Justo antes de la canonización, el periodista Boris Castellano conversó con el Párroco de La Candelaria en Caracas, quien estaba desbordado de alegría, pues se cumplía el «anhelo del pueblo de Venezuela por más de 100 años», y agradeció el esfuerzo de muchas personas que colaboraron para lograr este gran paso, pero recordó que es Dios quien guía la historia.

      El tema central de la entrevista fue la vigencia del doctor Hernández, que se resume en una frase clave: «la ciencia al servicio de la fe.» El Párroco explicó que hoy, cuando la tecnología a veces se usa para ganar dinero o hacer la guerra, José Gregorio mostró el camino opuesto.

      Él no se quedó en Europa disfrutando de su conocimiento, en cambio, regresó a Venezuela para «bajar del altar de la ciencia« y tocar la carne humana enferma:» Su grandeza no estaba en ser un hombre muy inteligente, sino en su amor al prójimo», afirmó.

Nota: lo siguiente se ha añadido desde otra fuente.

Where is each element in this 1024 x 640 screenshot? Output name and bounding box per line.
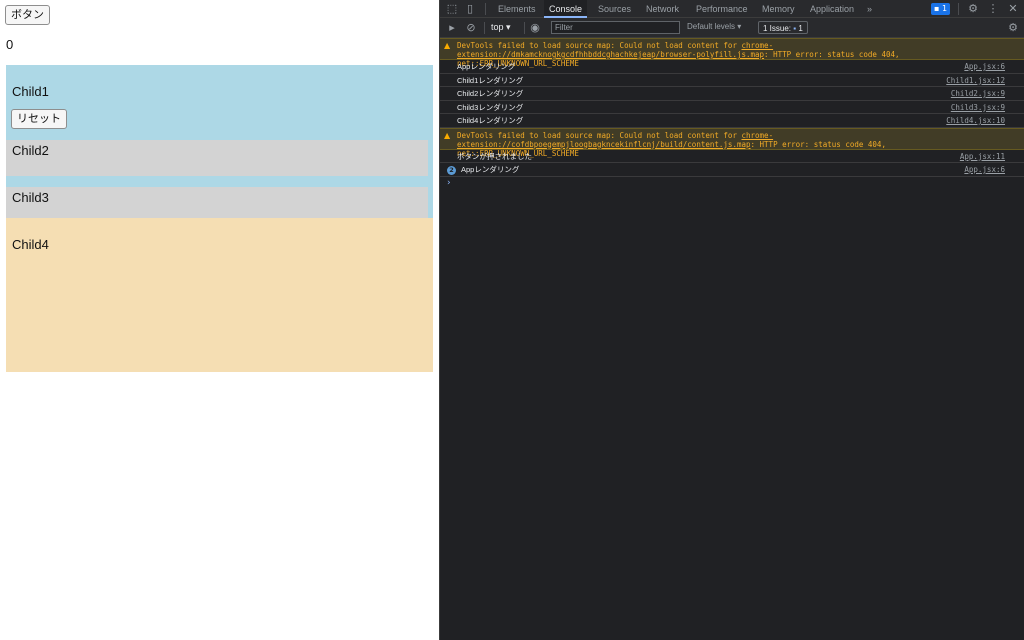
tab-performance[interactable]: Performance	[696, 0, 748, 18]
console-prompt[interactable]: ›	[440, 177, 1024, 189]
source-link[interactable]: App.jsx:6	[964, 60, 1005, 73]
source-link[interactable]: Child2.jsx:9	[951, 87, 1005, 100]
divider	[484, 22, 485, 34]
device-toggle-icon[interactable]: ▯	[463, 2, 477, 16]
source-link[interactable]: Child3.jsx:9	[951, 101, 1005, 114]
child4-panel: Child4	[6, 218, 433, 372]
log-row: 2 Appレンダリング App.jsx:6	[440, 163, 1024, 177]
divider	[958, 3, 959, 15]
log-levels-dropdown[interactable]: Default levels ▾	[687, 22, 741, 31]
context-selector[interactable]: top ▾	[491, 22, 511, 33]
messages-count: 1	[941, 4, 948, 13]
log-message: ボタンが押されました	[457, 151, 532, 161]
log-row: Child1レンダリング Child1.jsx:12	[440, 74, 1024, 87]
child3-panel: Child3	[6, 187, 428, 218]
inspect-icon[interactable]: ⬚	[445, 2, 459, 16]
message-icon: ▪	[934, 4, 940, 13]
log-row: ボタンが押されました App.jsx:11	[440, 150, 1024, 163]
child3-title: Child3	[12, 190, 49, 205]
settings-icon[interactable]: ⚙	[1006, 21, 1020, 35]
log-row: Appレンダリング App.jsx:6	[440, 60, 1024, 74]
close-icon[interactable]: ✕	[1006, 2, 1020, 16]
warning-text: DevTools failed to load source map: Coul…	[457, 41, 742, 50]
warning-icon: ▲	[444, 41, 451, 50]
devtools-tabbar: ⬚ ▯ Elements Console Sources Network Per…	[440, 0, 1024, 18]
source-link[interactable]: Child4.jsx:10	[946, 114, 1005, 127]
tab-application[interactable]: Application	[810, 0, 854, 18]
log-row: Child2レンダリング Child2.jsx:9	[440, 87, 1024, 101]
devtools-panel: ⬚ ▯ Elements Console Sources Network Per…	[439, 0, 1024, 640]
source-link[interactable]: Child1.jsx:12	[946, 74, 1005, 87]
main-button[interactable]: ボタン	[5, 5, 50, 25]
eye-icon[interactable]: ◉	[528, 21, 542, 35]
tab-console[interactable]: Console	[544, 0, 588, 18]
console-toolbar: ▸ ⊘ top ▾ ◉ Default levels ▾ 1 Issue: ▪ …	[440, 18, 1024, 38]
message-icon: ▪	[793, 24, 797, 33]
log-message: Child4レンダリング	[457, 116, 524, 125]
filter-input[interactable]	[551, 21, 680, 34]
log-message: Appレンダリング	[461, 165, 520, 174]
console-log: ▲ DevTools failed to load source map: Co…	[440, 38, 1024, 189]
count-display: 0	[6, 37, 14, 52]
warning-text: DevTools failed to load source map: Coul…	[457, 130, 742, 140]
reset-button[interactable]: リセット	[11, 109, 67, 129]
child2-title: Child2	[12, 143, 49, 158]
source-link[interactable]: App.jsx:11	[960, 150, 1005, 163]
log-message: Child2レンダリング	[457, 89, 524, 98]
warning-message: ▲ DevTools failed to load source map: Co…	[440, 38, 1024, 68]
issues-label: 1 Issue:	[763, 24, 792, 33]
tab-memory[interactable]: Memory	[762, 0, 795, 18]
issues-button[interactable]: 1 Issue: ▪ 1	[758, 21, 808, 34]
log-message: Appレンダリング	[457, 62, 516, 71]
child4-title: Child4	[12, 237, 49, 252]
clear-console-icon[interactable]: ⊘	[464, 21, 478, 35]
more-tabs-button[interactable]: »	[867, 0, 872, 18]
messages-badge[interactable]: ▪ 1	[931, 3, 951, 15]
tab-elements[interactable]: Elements	[498, 0, 536, 18]
kebab-menu-icon[interactable]: ⋮	[986, 2, 1000, 16]
source-link[interactable]: App.jsx:6	[964, 163, 1005, 176]
repeat-count-badge: 2	[447, 166, 456, 175]
log-row: Child3レンダリング Child3.jsx:9	[440, 101, 1024, 114]
app-page: ボタン 0 Child1 リセット Child2 Child3 Child4	[0, 0, 439, 640]
issues-count: 1	[798, 24, 803, 33]
log-row: Child4レンダリング Child4.jsx:10	[440, 114, 1024, 128]
log-message: Child1レンダリング	[457, 75, 524, 85]
child2-panel: Child2	[6, 140, 428, 176]
child1-title: Child1	[12, 84, 49, 99]
log-message: Child3レンダリング	[457, 102, 524, 112]
sidebar-toggle-icon[interactable]: ▸	[445, 21, 459, 35]
warning-icon: ▲	[444, 130, 451, 140]
tab-sources[interactable]: Sources	[598, 0, 631, 18]
divider	[524, 22, 525, 34]
settings-icon[interactable]: ⚙	[966, 2, 980, 16]
warning-message: ▲ DevTools failed to load source map: Co…	[440, 127, 1024, 158]
divider	[485, 3, 486, 15]
tab-network[interactable]: Network	[646, 0, 679, 18]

Un llamado a la unidad, la paz y la santidad cotidiana

      Este mensaje de los nuevos santos José Gregorio y la Madre Carmen Rendiles es una invitación a la solidaridad y la inclusión. El Párroco afirmó que la canonización debe ser el inicio de «el camino del encuentro, de la paz y de la reconciliación»en Venezuela.

      Retomando la idea de que «los santos no se hacen en Roma, se hacen en la cotidianidad», el sacerdote coincidió en que el verdadero objetivo del acto es inspirar a los venezolanos a seguir su ejemplo, ya que la santidad no es una dimensión mística, sino la de «la puerta de al lado, la de esos abuelos que dan la vida diariamente».

Finalmente, destacó la figura de la Madre Carmen Rendiles como un homenaje al genio femenino venezolano, simbolizando el empeño, el avance de desarrollo, la ternura, cuidado y acompañamiento de la mujer.